Training an incompatible behaviour is a phenomenally complicated name for a fairly simple idea. Basically, if you want to get rid of a behaviour that you dont want, such as pulling on the lead, you use positive reinforcement to teach the dog a new, good behaviour which he cant do at the same time as doing the old, bad behaviour. The new behaviour is called the incompatible, or competing behaviour, because it competes with the old behaviour. (Original, that.) Because the new behaviour is reinforced using positive reinforcement, it becomes strongly established, and the old behaviour, which he cant do at the same time as the new behaviour, thus weakens and eventually disappears. In our example you would teach the dog to walk on a loose lead as a competing behaviour, because he cant walk on a loose lead and pull at the same time.

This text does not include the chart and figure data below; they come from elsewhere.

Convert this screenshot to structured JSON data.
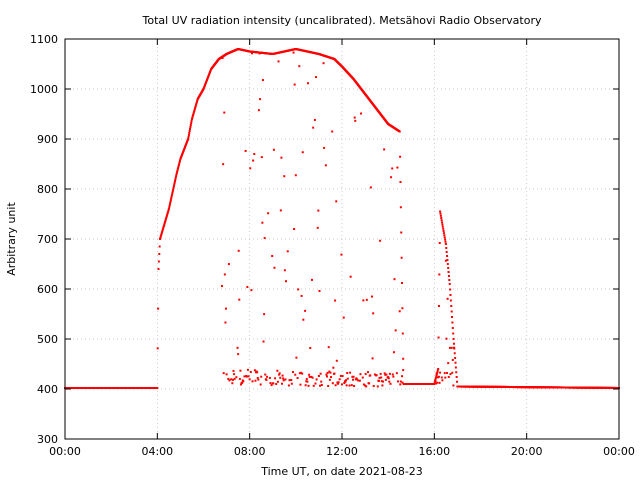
{
  "chart_data": {
    "type": "scatter",
    "title": "Total UV radiation intensity (uncalibrated). Metsähovi Radio Observatory",
    "xlabel": "Time UT, on date 2021-08-23",
    "ylabel": "Arbitrary unit",
    "xlim": [
      "00:00",
      "24:00"
    ],
    "ylim": [
      300,
      1100
    ],
    "grid": true,
    "legend": "none",
    "x_ticks": [
      "00:00",
      "04:00",
      "08:00",
      "12:00",
      "16:00",
      "20:00",
      "00:00"
    ],
    "y_ticks": [
      "300",
      "400",
      "500",
      "600",
      "700",
      "800",
      "900",
      "1000",
      "1100"
    ],
    "marker_color": "#ff0000",
    "series": [
      {
        "upper_envelope": [
          {
            "x": "00:00",
            "y": 402
          },
          {
            "x": "04:00",
            "y": 402
          },
          {
            "x": "04:03",
            "y": 640
          },
          {
            "x": "04:07",
            "y": 700
          },
          {
            "x": "04:30",
            "y": 760
          },
          {
            "x": "04:50",
            "y": 830
          },
          {
            "x": "05:00",
            "y": 860
          },
          {
            "x": "05:20",
            "y": 900
          },
          {
            "x": "05:30",
            "y": 940
          },
          {
            "x": "05:45",
            "y": 980
          },
          {
            "x": "06:00",
            "y": 1000
          },
          {
            "x": "06:20",
            "y": 1040
          },
          {
            "x": "06:40",
            "y": 1060
          },
          {
            "x": "07:00",
            "y": 1070
          },
          {
            "x": "07:30",
            "y": 1080
          },
          {
            "x": "08:00",
            "y": 1075
          },
          {
            "x": "09:00",
            "y": 1070
          },
          {
            "x": "10:00",
            "y": 1080
          },
          {
            "x": "11:00",
            "y": 1070
          },
          {
            "x": "11:40",
            "y": 1060
          },
          {
            "x": "12:00",
            "y": 1045
          },
          {
            "x": "12:30",
            "y": 1020
          },
          {
            "x": "13:00",
            "y": 990
          },
          {
            "x": "13:30",
            "y": 960
          },
          {
            "x": "14:00",
            "y": 930
          },
          {
            "x": "14:30",
            "y": 915
          },
          {
            "x": "14:40",
            "y": 410
          },
          {
            "x": "16:00",
            "y": 410
          },
          {
            "x": "16:10",
            "y": 440
          },
          {
            "x": "16:15",
            "y": 755
          },
          {
            "x": "16:30",
            "y": 690
          },
          {
            "x": "16:40",
            "y": 610
          },
          {
            "x": "16:50",
            "y": 500
          },
          {
            "x": "17:00",
            "y": 405
          },
          {
            "x": "24:00",
            "y": 402
          }
        ],
        "lower_baseline": [
          {
            "x": "06:50",
            "y": 405
          },
          {
            "x": "08:00",
            "y": 410
          },
          {
            "x": "10:00",
            "y": 405
          },
          {
            "x": "12:00",
            "y": 405
          },
          {
            "x": "14:00",
            "y": 405
          },
          {
            "x": "16:00",
            "y": 403
          }
        ]
      }
    ]
  }
}
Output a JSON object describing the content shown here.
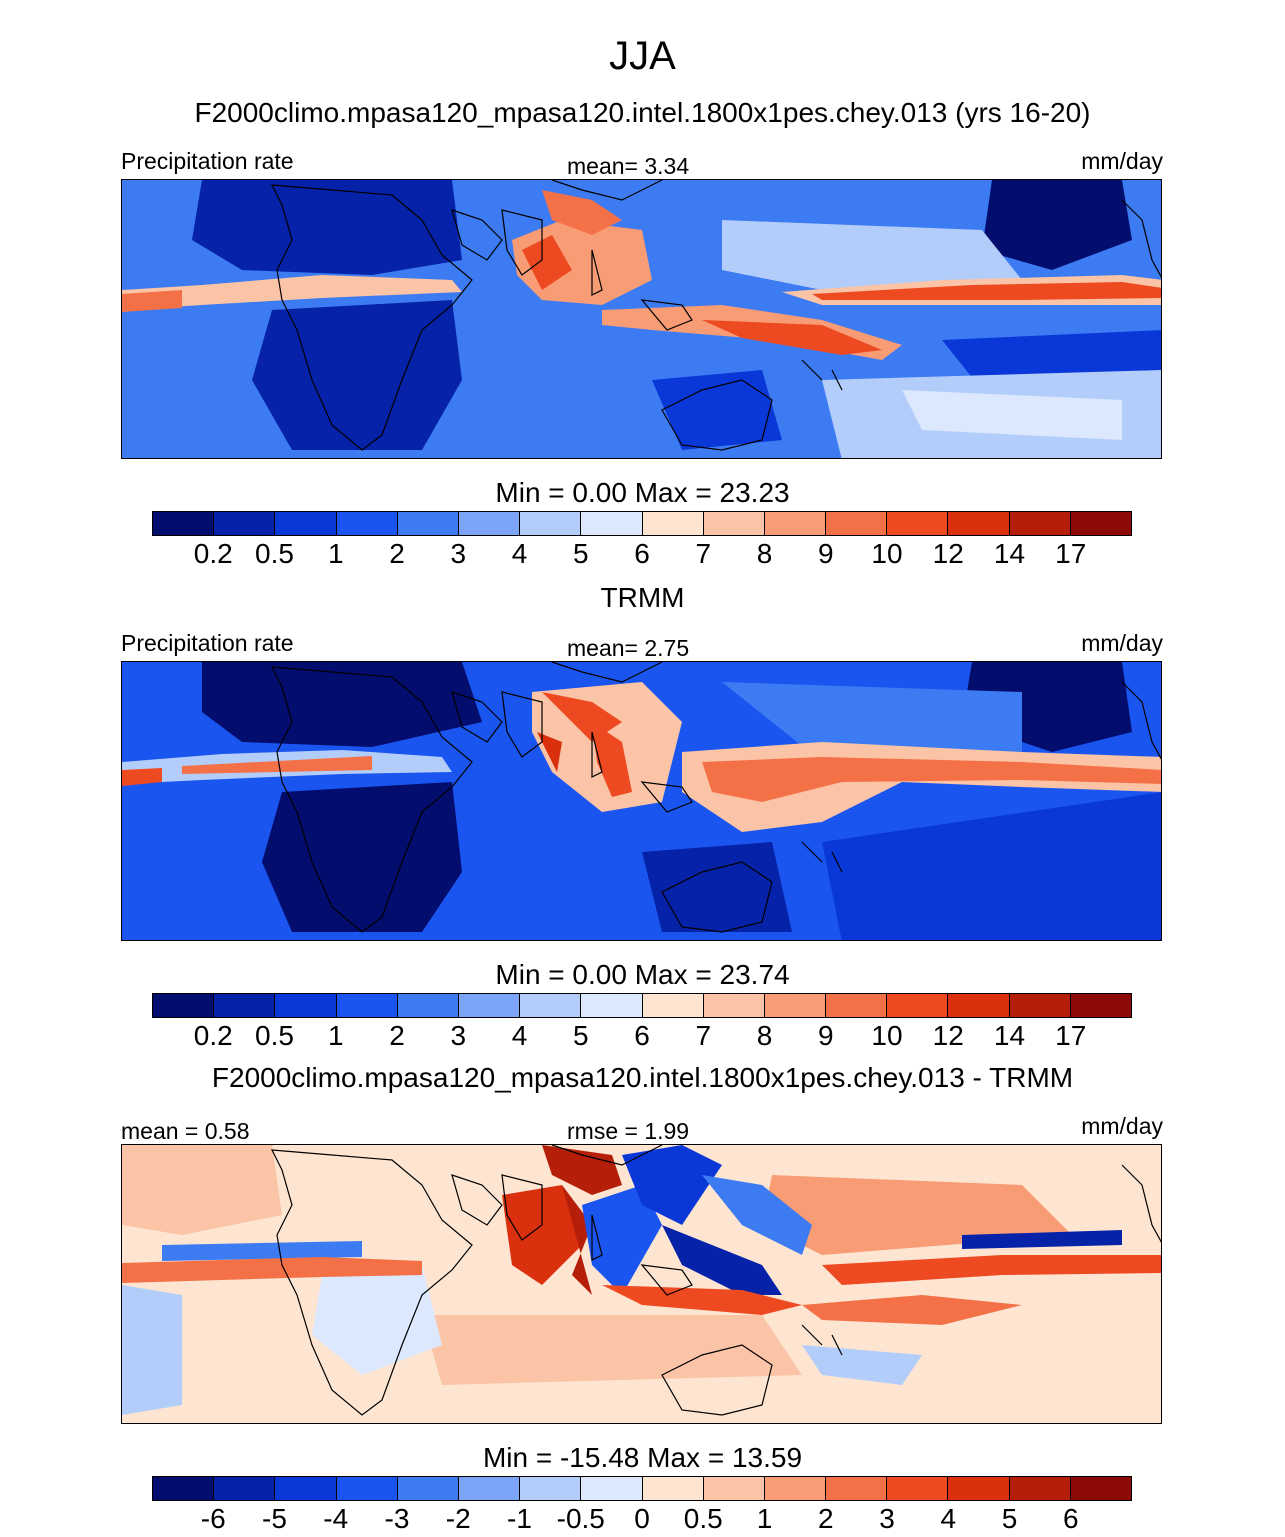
{
  "title": "JJA",
  "colors": {
    "precip": [
      "#020d6e",
      "#0522a8",
      "#0a38d8",
      "#1a55ef",
      "#3d7bf2",
      "#7ca4f7",
      "#b3cdfa",
      "#dbe8fd",
      "#fde5d2",
      "#fbc4a6",
      "#f89c75",
      "#f47148",
      "#ee4a22",
      "#da300d",
      "#b51f09",
      "#8b0a06"
    ],
    "diff": [
      "#020d6e",
      "#0522a8",
      "#0a38d8",
      "#1a55ef",
      "#3d7bf2",
      "#7ca4f7",
      "#b3cdfa",
      "#dbe8fd",
      "#fde5d2",
      "#fbc4a6",
      "#f89c75",
      "#f47148",
      "#ee4a22",
      "#da300d",
      "#b51f09",
      "#8b0a06"
    ]
  },
  "panels": [
    {
      "subtitle": "F2000climo.mpasa120_mpasa120.intel.1800x1pes.chey.013 (yrs 16-20)",
      "left_string": "Precipitation rate",
      "center_string": "mean=   3.34",
      "right_string": "mm/day",
      "minmax": "Min =   0.00 Max =  23.23",
      "ticks": [
        "0.2",
        "0.5",
        "1",
        "2",
        "3",
        "4",
        "5",
        "6",
        "7",
        "8",
        "9",
        "10",
        "12",
        "14",
        "17"
      ]
    },
    {
      "subtitle": "TRMM",
      "left_string": "Precipitation rate",
      "center_string": "mean=   2.75",
      "right_string": "mm/day",
      "minmax": "Min =   0.00 Max =  23.74",
      "ticks": [
        "0.2",
        "0.5",
        "1",
        "2",
        "3",
        "4",
        "5",
        "6",
        "7",
        "8",
        "9",
        "10",
        "12",
        "14",
        "17"
      ]
    },
    {
      "subtitle": "F2000climo.mpasa120_mpasa120.intel.1800x1pes.chey.013 - TRMM",
      "left_string": "mean =   0.58",
      "center_string": "rmse =   1.99",
      "right_string": "mm/day",
      "minmax": "Min = -15.48 Max =  13.59",
      "ticks": [
        "-6",
        "-5",
        "-4",
        "-3",
        "-2",
        "-1",
        "-0.5",
        "0",
        "0.5",
        "1",
        "2",
        "3",
        "4",
        "5",
        "6"
      ]
    }
  ]
}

At this point, your mystification must be overwhelming, because you cant teach him to walk on a loose lead when hes pulling all the time. Or can you?
In order to explain this point, its worth having a close look at how a good competition handler stops a dog from pulling. (Remember that punishment stops a behaviour immediately, but that the effect often doesnt last.) As the dog starts to forge ahead, the handler will release all the slack in the lead, swivel sharply on her left foot and take off fast in the opposite direction. The dog is brought up very sharply at the end of the lead and is often pulled off its feet if the handler moves fast enough. This is clearly a punishment. There is thus a short window during which the behaviour stops, i.e. the dog stops pulling and walks on a loose lead (new behaviour!). The reason this correction works is that a good handler will punish every incident of pulling and then immediately praise the dog for walking on a loose lead (positive reinforcement), thus establishing the new, good behaviour. If this is done quickly and emphatically enough, the dog will learn the new behaviour thoroughly and the old behaviour will disappear. In this case, the old behaviour (pulling) has been successfully replaced by a new behaviour (walking on a loose lead). In fact, what the handler has done is punishment followed by the establishment of a competing behaviour.
Unfortunately, most of us dont handle that well. We make two mistakes. We dont punish the dog each and every time he pulls, and we dont praise him quickly enough when he walks on a loose lead. Most importantly, though, what we fail to realise is that every time we let the dog pull, even if it is only for two yards, we are positively reinforcing the pulling behaviour, and thus making the behaviour harder to extinguish.
Whats the difference? This is where the real difference between traditional training and positive reinforcement training starts to emerge, because of course we are not aware of rewarding the dog for pulling! We dont praise him or pat him or give him a treat when he pulls. So whats going on?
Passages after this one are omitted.